Chuck interposed, “They said the branch of the tamarind is the cure for human stupidity. Why? Because your schoolteacher whacked you with it.”
I took a swig of Coke. “So that’s where I went wrong,” I said.
When Chuck was still a kid, Las Lomas Cricket Club decided to plow up the old recreation ground and build a real cricket field. He recalled that it took four years of plowing and digging and rolling and hauling and seeding to get the field truly flat and grassed; and after that came the struggle to drain and maintain it, with limited success: the wicket, made of black earth, was very slow, and balls pitching on it were given to popping up. Trinidad is a jungle island, he reminded me. The rains are heavy and things grow almost unstoppably. Grazing animals—donkeys, cattle—have to be kept off the grass. It took work and money to fight these forces, and some of the villagers resented it. “That’s Trinidad for you,” Chuck declared darkly. “It’s just full of people against this, against that. Negativity is a national disease. I’ll tell you something true: they never call a glass half full. Really! They
always
call it half empty.”
Chuck’s father, I learned, was dead against the cricket club—so opposed to it that he wouldn’t let his two young sons set foot on the field; and so Chuck never truly played the game. Chuck remembered himself and his brother pressed against the fence at the back of his house, watching the groundsman scything the outfield on Saturday mornings, and the butterflies and ground birds going about in the cuttings, and bright creases being painted onto the black wicket, and the stumps going into the soil of the wicket, and the players taking the field, and the radiance of the players on the field, and his father dragging the two boys away from the fence and putting cutlasses in their hands and sending them off to work in the cane field—the same cane field, Chuck told me, in the shed of which he listened to the BBC for the first time: the ball-by-ball commentary on the West Indies’ tour of India.
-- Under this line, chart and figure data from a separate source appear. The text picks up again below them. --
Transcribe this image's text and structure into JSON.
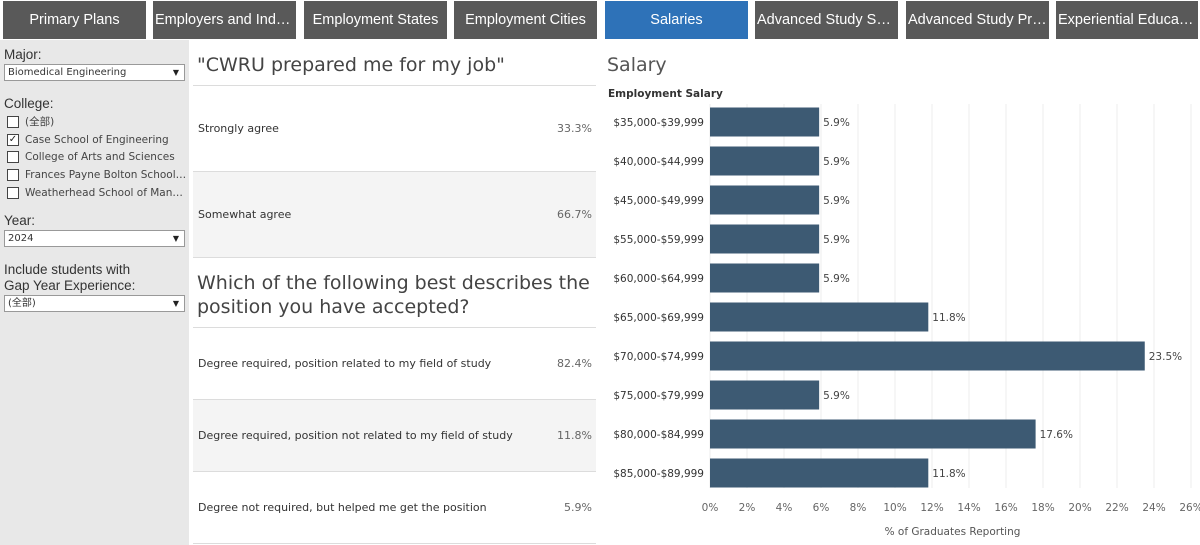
{
  "tabs": [
    {
      "label": "Primary Plans",
      "active": false
    },
    {
      "label": "Employers and Industries",
      "active": false
    },
    {
      "label": "Employment States",
      "active": false
    },
    {
      "label": "Employment Cities",
      "active": false
    },
    {
      "label": "Salaries",
      "active": true
    },
    {
      "label": "Advanced Study Schools",
      "active": false
    },
    {
      "label": "Advanced Study Programs",
      "active": false
    },
    {
      "label": "Experiential Education",
      "active": false
    }
  ],
  "filters": {
    "major": {
      "label": "Major:",
      "value": "Biomedical Engineering"
    },
    "college": {
      "label": "College:",
      "options": [
        {
          "label": "(全部)",
          "checked": false
        },
        {
          "label": "Case School of Engineering",
          "checked": true
        },
        {
          "label": "College of Arts and Sciences",
          "checked": false
        },
        {
          "label": "Frances Payne Bolton School of Nursing",
          "checked": false
        },
        {
          "label": "Weatherhead School of Management",
          "checked": false
        }
      ]
    },
    "year": {
      "label": "Year:",
      "value": "2024"
    },
    "gap_year": {
      "label_line1": "Include students with",
      "label_line2": "Gap Year Experience:",
      "value": "(全部)"
    }
  },
  "survey": {
    "q1": {
      "title": "\"CWRU prepared me for my job\"",
      "rows": [
        {
          "label": "Strongly agree",
          "pct": "33.3%"
        },
        {
          "label": "Somewhat agree",
          "pct": "66.7%"
        }
      ]
    },
    "q2": {
      "title_line1": "Which of the following best describes the",
      "title_line2": "position you have accepted?",
      "rows": [
        {
          "label": "Degree required, position related to my field of study",
          "pct": "82.4%"
        },
        {
          "label": "Degree required, position not related to my field of study",
          "pct": "11.8%"
        },
        {
          "label": "Degree not required, but helped me get the position",
          "pct": "5.9%"
        }
      ]
    }
  },
  "chart_data": {
    "type": "bar",
    "orientation": "horizontal",
    "title": "Salary",
    "subtitle": "Employment Salary",
    "xlabel": "% of Graduates Reporting",
    "categories": [
      "$35,000-$39,999",
      "$40,000-$44,999",
      "$45,000-$49,999",
      "$55,000-$59,999",
      "$60,000-$64,999",
      "$65,000-$69,999",
      "$70,000-$74,999",
      "$75,000-$79,999",
      "$80,000-$84,999",
      "$85,000-$89,999"
    ],
    "values": [
      5.9,
      5.9,
      5.9,
      5.9,
      5.9,
      11.8,
      23.5,
      5.9,
      17.6,
      11.8
    ],
    "value_labels": [
      "5.9%",
      "5.9%",
      "5.9%",
      "5.9%",
      "5.9%",
      "11.8%",
      "23.5%",
      "5.9%",
      "17.6%",
      "11.8%"
    ],
    "xticks": [
      "0%",
      "2%",
      "4%",
      "6%",
      "8%",
      "10%",
      "12%",
      "14%",
      "16%",
      "18%",
      "20%",
      "22%",
      "24%",
      "26%"
    ],
    "xlim": [
      0,
      26
    ],
    "bar_color": "#3d5a73",
    "grid": "vertical"
  }
}
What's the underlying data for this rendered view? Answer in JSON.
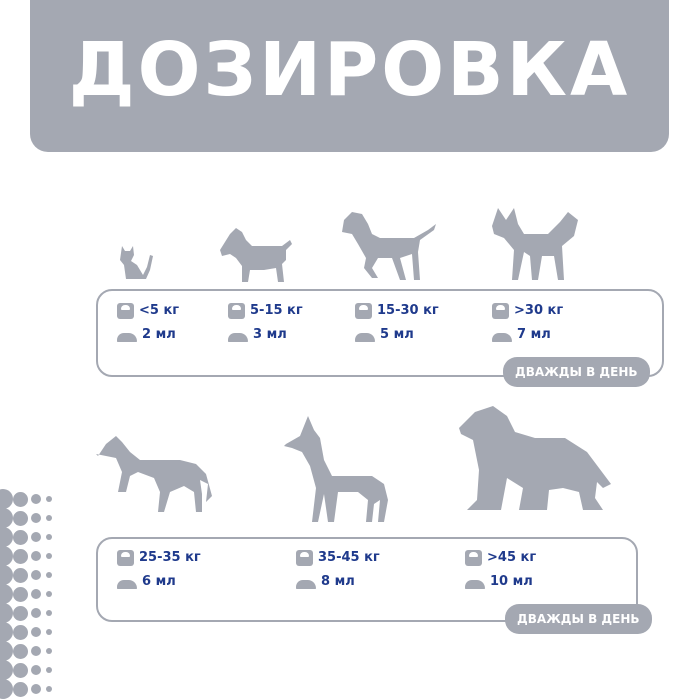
{
  "title": "ДОЗИРОВКА",
  "colors": {
    "accent_gray": "#a4a8b2",
    "text_navy": "#1f3a8c"
  },
  "icons": {
    "weight": "scale-icon",
    "dose": "bowl-icon"
  },
  "groups": [
    {
      "items": [
        {
          "weight": "<5 кг",
          "dose": "2 мл",
          "pet": "cat"
        },
        {
          "weight": "5-15 кг",
          "dose": "3 мл",
          "pet": "schnauzer"
        },
        {
          "weight": "15-30 кг",
          "dose": "5 мл",
          "pet": "pointer"
        },
        {
          "weight": ">30 кг",
          "dose": "7 мл",
          "pet": "husky"
        }
      ],
      "badge": "ДВАЖДЫ В ДЕНЬ"
    },
    {
      "items": [
        {
          "weight": "25-35 кг",
          "dose": "6 мл",
          "pet": "staffordshire"
        },
        {
          "weight": "35-45 кг",
          "dose": "8 мл",
          "pet": "great-dane"
        },
        {
          "weight": ">45 кг",
          "dose": "10 мл",
          "pet": "newfoundland"
        }
      ],
      "badge": "ДВАЖДЫ В ДЕНЬ"
    }
  ]
}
When the West Indians went to Australia under the great Frank Worrell, in 1960–61, Chuck took to sneaking out of the house in the middle of the night to join his next-door neighbor in listening to the Test match broadcasts. The eleven-year-old boy and the ancient man sat next to each other in the near-darkness, drinking coffee as the voices of the commentators, traveling in waves over the Pacific Ocean, strengthened and weakened out of a red Philips radio. You got your sense of the wider world in this way. You heard about Sydney and Calcutta and Birmingham. It was from cricket commentators like John Arlott, Chuck Ramkissoon told me, that he learned to mimic and finally perfect “grammatical English,” learned words like “injudicious” and “gorgeous” and “circumspect”: and he’d always whisper a running commentary to himself, he said, whenever he was able to escape from his father and watch a cricket game.